Writing Mods#

pyMHF is designed to make writing mods as simple as possible.

It should be noted however that to write any mods which hook any specific functions which are neither imported or exported functions requires some amount of experience in reverse engineering binaries. This is not within the scope of this documentation and it is assumed that you have some experience in this.

Mod class#

The main body of the mod file is the pymhf.core.mod_loader.Mod class which can also be directly imported as from pymhf import Mod.

Without any hooks or functions defined, this mod won’t do very much, so the first thing to do is determine what the contents of the mod should be. We can break this up into two categories; hooking functionality and non-hooking functionality.

Hooking Functionality#

Hooking functionality is, as the name suggests, related to any functions which are run as part of a function hook. These functions are technically known as “detours”. pyMHF provides functionality to allow these detours to be run before or after the original function. Deciding on when the detour should be run will depend on what the detour does.

Before detours#

A before detour is used when you want to have something occur before the original function has been run. This may be to change the value in some internal struct/class so that when the original function runs it is run on some different value, or it may be to pass in different arguments to the original function.

After detours#

An after detour is used when you want to have something occur after the original function has been run. This may be to change the return value of the function, or set the state of an internal struct/class so that some function which was calling the original function has the struct/class in a different state.

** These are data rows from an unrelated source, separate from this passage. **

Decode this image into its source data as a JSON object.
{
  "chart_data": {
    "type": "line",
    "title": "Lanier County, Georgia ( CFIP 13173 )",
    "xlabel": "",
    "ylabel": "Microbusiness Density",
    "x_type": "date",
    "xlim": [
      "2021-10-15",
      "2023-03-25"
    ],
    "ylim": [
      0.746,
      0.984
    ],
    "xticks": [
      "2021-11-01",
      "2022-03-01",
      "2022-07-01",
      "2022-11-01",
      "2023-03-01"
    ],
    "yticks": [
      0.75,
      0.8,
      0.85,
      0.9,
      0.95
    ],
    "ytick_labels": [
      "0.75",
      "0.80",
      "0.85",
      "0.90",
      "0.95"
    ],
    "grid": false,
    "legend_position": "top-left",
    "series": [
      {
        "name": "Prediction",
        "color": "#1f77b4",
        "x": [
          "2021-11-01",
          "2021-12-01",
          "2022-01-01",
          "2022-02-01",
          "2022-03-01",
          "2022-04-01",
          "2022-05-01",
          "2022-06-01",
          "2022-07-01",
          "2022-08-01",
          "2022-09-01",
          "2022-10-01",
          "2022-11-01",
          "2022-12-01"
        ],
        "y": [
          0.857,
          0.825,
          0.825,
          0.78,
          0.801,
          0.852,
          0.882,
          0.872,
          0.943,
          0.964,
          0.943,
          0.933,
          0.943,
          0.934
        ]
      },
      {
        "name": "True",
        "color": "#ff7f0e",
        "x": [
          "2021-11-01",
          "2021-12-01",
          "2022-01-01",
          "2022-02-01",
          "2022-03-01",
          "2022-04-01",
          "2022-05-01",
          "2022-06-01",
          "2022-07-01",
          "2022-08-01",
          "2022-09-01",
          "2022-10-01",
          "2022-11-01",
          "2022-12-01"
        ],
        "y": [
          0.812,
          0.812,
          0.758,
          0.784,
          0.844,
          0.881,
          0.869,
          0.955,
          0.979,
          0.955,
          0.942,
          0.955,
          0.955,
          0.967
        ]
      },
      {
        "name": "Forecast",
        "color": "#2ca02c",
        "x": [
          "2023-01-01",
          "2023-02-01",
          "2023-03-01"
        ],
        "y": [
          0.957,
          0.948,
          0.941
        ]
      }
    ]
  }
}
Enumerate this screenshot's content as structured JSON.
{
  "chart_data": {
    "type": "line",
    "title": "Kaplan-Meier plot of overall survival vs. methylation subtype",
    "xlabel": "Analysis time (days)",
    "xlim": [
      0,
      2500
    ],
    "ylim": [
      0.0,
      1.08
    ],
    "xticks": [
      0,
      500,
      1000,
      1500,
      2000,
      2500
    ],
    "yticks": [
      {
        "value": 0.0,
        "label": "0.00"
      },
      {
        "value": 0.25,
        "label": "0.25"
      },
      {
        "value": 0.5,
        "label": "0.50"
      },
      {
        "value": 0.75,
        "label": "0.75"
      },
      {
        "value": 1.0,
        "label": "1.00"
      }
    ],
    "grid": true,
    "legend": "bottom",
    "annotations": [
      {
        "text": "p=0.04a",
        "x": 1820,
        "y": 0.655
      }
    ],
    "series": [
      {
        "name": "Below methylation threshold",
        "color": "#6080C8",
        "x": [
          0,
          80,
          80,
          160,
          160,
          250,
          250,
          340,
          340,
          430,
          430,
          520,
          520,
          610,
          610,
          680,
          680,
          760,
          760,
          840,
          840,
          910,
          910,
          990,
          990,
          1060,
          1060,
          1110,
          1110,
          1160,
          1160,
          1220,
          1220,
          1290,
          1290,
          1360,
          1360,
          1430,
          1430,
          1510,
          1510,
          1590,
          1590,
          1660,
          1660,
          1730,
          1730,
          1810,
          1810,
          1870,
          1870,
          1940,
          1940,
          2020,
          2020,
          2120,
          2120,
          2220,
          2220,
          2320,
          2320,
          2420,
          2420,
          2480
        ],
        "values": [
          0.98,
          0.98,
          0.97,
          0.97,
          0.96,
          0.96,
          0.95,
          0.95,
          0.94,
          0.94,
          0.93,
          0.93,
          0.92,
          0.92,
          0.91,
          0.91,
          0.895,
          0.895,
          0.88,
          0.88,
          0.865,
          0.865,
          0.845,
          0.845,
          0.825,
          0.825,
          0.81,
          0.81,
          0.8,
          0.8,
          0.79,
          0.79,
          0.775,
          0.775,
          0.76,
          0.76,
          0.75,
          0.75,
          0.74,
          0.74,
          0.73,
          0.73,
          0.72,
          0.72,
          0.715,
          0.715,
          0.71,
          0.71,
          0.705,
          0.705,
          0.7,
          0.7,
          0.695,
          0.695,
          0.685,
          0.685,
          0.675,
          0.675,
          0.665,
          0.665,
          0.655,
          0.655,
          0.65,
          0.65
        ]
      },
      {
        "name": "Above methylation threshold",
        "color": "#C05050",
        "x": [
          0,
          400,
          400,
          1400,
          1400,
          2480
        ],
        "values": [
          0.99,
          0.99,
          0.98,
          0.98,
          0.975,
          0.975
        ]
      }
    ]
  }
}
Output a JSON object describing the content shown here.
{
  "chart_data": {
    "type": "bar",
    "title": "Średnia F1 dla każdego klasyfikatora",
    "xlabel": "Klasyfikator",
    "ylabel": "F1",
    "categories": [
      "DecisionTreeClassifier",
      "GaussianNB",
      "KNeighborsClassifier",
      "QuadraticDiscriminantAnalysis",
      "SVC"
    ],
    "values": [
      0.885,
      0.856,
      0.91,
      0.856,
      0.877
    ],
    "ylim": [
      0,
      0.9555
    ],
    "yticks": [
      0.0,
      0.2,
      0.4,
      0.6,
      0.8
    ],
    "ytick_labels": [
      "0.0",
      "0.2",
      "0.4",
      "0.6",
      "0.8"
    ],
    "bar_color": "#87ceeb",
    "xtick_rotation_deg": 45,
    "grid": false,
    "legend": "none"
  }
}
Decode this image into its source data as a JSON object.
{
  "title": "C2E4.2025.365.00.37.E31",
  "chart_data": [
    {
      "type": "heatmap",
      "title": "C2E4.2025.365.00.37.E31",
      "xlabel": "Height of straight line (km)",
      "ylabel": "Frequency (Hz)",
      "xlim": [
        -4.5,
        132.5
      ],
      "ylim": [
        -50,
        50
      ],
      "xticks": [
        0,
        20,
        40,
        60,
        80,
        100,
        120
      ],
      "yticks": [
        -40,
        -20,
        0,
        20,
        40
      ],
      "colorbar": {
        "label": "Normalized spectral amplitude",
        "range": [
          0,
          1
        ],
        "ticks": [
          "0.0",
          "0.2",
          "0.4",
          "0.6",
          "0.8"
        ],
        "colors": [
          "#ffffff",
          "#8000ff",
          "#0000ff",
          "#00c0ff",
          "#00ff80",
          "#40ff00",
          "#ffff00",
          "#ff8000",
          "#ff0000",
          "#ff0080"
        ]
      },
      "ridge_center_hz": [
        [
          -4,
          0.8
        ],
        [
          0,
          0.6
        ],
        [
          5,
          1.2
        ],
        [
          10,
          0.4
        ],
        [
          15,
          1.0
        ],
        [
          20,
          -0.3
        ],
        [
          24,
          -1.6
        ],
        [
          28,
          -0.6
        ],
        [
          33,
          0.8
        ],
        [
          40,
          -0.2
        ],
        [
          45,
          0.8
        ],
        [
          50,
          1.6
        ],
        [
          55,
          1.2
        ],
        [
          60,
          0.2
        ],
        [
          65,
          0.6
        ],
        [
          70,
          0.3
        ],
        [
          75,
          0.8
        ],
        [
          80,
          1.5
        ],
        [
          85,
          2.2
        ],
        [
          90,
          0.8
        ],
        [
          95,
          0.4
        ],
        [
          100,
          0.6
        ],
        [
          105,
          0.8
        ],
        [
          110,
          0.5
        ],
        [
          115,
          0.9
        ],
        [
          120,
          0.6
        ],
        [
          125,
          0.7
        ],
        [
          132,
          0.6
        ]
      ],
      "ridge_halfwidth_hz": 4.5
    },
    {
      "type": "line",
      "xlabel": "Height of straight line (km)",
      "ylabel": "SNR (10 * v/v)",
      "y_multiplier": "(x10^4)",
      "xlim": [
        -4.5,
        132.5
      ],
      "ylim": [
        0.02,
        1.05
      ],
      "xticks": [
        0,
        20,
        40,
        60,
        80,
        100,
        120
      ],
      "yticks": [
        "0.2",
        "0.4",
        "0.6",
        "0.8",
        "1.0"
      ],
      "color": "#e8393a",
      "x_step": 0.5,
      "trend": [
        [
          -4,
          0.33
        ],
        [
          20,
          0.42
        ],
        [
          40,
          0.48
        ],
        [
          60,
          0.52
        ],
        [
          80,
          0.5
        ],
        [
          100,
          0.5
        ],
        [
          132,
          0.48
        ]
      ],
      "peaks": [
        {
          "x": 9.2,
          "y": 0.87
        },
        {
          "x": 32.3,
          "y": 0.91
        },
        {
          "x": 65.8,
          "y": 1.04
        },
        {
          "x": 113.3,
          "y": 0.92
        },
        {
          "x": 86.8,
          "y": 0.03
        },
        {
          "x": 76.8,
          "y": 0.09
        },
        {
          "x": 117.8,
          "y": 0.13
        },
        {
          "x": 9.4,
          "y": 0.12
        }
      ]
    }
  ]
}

Full details on how to provide the information so that pyMHF can find and hook the function can be found here.

In short we use the function_hook and static_function_hook decorators to define functions which themselves can then be used as decorators for the detour in the Mod instance.

Non-hooking functionality#

Non-hooking functionality relates to GUI widget definitions, as well as defining functions which can be run on a keypress.

GUI widget definitions#

When running pyMHF on a 64 bit version of python, pyMHF will auto-generate a GUI which provides multiple functionalities. For a full list of available decorators for widget types see the gui documentation.

Elements in the gui will be rendered in the order that they are defined within the Mod class.

Key-binding definitions#

pyMHF utilises the (unfortunately unmaintained) keyboard library to handle keypresses.

To define a keypress of release action, we have the following two functions; pymhf.core.hooking.on_key_pressed and pymhf.core.hooking.on_key_release.

Both of these functions take a single string argument event which is the keypress to register to the event.

Note

Due to current limitations, complex keybindings cannot be done (ie. "Ctrl+K" can’t be used as an event string, only "K").

Hook modifiers#

There is one final set of decorators which are useful to apply to the various methods defined within a Mod class and these are ones which will augment or add some functionality to the defined detour.

one_shot(...)#

This decorator will cause the detour to only be called once then disabled.

Warning

For functions that are called potentially multiple times by multiple threads within the running process, the detour may in fact be run more than once. If it is critical that the detour be run exactly once then extra care should be added to the contents of the detour to ensure the business logic is only able to run once.

get_caller(...)#

When applied to a function this decorator will cause the function hook to determine where it was called from. To access this information, you can call a function on the detour method itself. This is seen more clearly by example:

class MyHook(NMSMod):
    @get_caller
    @pymhf.core.hooking.manual_hook(...)
    def do_something(self, *args):
        logging.info(f"I was called from 0x{self.do_something.caller_address():X}")

This address will be the address relative to the start of the binary the hook is called from.

Note

The address returned will be one expression later than the call instruction used to call the original function. This is because to get this caller address we are looking for the value of the RSP register which is where the program will resume operation from after running the function.